Whatever form those Gods may take, Rei thought sourly. She'd been around Micah too much, she was getting unruly. Questioning those above her. Such thoughts were unwelcome even in Deimos, let alone the central chamber of Olympus. She quickly compartmentalized those doubts and, at the same time, slid into the virtual form of a Water Priestess, all cool blues and greens, with a few hints of deeper purples. Organic patterns both geometric and natural covered the long dress she cloaked herself in, her blue hair going in a traditional Chinese bun.

All without even having to lift a simulated finger. Being a ghost in the machine had its benefits. Even if it meant that sometimes you had to get called up by the gods within that same machine. Who took a jaded view of upstart mortals, most of them being themselves ascended.

The Seer's Dilemma. When one speaks only to the gods, one begins to see the gods in everyone he bothers to look at too long. Were they gods dreaming they were personality programs, or machines dreaming they were gods? Or was the question itself yet another fractal?

These bloody humans were driving her crazy. Especially Micah!

"I wish he would just make a bloody choice already," she swore to herself. If she wanted to, she could spy on them. More than that, even. Tug ever so gently on their strings and make them dance to her song. See what they were doing while she was away, and how she could do it better ...

She saw the glint of envy in that thought and put it aside, as the Voidbridge spun towards her. The decision was Micah's. She could not blame him for casting his eyes down a different path than the one he seemed to want to take. Even if the most human part of her disagreed strongly with this idea, that part itself was within conflict.

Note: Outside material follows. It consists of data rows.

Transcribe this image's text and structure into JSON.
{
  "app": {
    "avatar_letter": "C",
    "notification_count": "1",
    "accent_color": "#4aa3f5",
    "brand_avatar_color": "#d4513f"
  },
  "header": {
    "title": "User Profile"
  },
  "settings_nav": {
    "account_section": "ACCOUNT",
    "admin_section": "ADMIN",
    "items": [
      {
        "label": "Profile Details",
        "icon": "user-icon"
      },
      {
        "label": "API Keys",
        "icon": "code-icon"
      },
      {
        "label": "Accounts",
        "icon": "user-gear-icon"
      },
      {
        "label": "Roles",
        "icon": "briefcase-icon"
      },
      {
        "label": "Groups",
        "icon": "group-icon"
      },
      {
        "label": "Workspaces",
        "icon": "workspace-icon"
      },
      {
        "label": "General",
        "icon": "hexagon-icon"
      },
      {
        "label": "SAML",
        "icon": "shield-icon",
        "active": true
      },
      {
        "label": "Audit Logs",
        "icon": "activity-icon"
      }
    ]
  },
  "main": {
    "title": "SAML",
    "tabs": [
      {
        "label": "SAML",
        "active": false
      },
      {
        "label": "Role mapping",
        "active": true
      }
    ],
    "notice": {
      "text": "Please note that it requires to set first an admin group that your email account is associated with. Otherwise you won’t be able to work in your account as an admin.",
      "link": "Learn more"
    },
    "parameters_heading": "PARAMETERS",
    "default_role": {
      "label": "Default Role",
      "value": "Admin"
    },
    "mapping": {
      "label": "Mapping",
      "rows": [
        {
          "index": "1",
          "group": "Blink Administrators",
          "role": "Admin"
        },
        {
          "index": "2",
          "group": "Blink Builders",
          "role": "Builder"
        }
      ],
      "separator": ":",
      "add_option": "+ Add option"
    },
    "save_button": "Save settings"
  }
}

"Alright, center myself," Rei muttered, the ICE programs to either side of her paying her no mind. No doubt they heard all matter of both prayers and curses before the virtual people stepped through the Black Gate. For a moment, the many parallel Reis within her each protested, then one by one, stepped in line. She opened eyes that had slipped closed without her even noticing, and then stepped through.

*     *    *

Darkness, once again.

The shadows parted, and this time, she had not arrived at the Forbidden Palace of Deimos, but at the base of the greatest mountain that the Solar System had yet discovered. For the machines, it was the holiest of holies, a place even more sacred than Deimos. This was the true crown of the Virtual Bureaucracy, with all that such a title implied.

Olympus Mons. The home of the gods.

She glanced up at the sky. A hundred years ago, it would have been a lifeless, sepia-tone desert with barely any atmosphere to speak of that she looked out upon. Fifty years of colonization and a decade of terraforming had already begun to bear fruit, but most of the population still huddled in their well-protected composite domes. Elsewhere, the business of making Mars live once again was fully underway. As an electronic organism, she could already tell that the planet's missing magnetic field had been restarted, though it remained weak compared to Earth's as yet.

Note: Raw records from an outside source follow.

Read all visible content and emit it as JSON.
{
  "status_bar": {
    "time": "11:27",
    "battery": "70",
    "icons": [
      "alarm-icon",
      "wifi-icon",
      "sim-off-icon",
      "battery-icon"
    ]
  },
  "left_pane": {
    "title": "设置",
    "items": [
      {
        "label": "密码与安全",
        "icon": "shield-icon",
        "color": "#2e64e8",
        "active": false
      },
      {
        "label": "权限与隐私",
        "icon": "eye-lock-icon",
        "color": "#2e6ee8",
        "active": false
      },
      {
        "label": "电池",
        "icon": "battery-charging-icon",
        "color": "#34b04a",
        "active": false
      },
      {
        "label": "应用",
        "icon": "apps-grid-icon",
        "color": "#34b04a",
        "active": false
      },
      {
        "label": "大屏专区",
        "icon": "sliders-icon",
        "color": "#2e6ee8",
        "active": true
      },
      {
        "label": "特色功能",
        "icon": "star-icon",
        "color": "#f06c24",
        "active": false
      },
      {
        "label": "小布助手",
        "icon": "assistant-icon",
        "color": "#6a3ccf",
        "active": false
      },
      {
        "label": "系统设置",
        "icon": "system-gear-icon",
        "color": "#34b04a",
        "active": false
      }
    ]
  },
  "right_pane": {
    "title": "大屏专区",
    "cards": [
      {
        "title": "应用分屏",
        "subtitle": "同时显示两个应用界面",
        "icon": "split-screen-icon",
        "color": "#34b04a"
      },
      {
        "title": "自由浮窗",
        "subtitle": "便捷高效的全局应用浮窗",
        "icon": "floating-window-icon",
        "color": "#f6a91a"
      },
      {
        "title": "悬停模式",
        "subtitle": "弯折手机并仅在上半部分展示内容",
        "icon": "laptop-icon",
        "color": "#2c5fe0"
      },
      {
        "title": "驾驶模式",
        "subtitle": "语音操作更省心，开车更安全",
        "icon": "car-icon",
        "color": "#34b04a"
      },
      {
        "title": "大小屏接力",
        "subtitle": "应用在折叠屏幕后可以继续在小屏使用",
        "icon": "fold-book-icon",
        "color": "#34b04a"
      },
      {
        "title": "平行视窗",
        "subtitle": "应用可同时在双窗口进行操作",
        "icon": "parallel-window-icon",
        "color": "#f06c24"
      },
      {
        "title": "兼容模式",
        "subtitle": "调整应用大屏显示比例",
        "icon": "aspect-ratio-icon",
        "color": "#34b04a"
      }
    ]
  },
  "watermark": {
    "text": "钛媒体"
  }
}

This time, it was not Ling Kwan who greeted Rei at the Gate, but Sun Tzu himself. The author of the Art of War, and one of China's greatest military minds, stood mildly on the third step of a staircase that seemed to stretch on endlessly, slowly criss-crossing its way up the peak. Over sixteen miles above her, blocked partially by thin clouds, the distant caldera of the ancient volcano remained silent as she stared up, past the ancient Chinese war leader. She thought she could see flashes of lightning at the top, but it was a very long way off, and difficult even for her augmented eyes to see.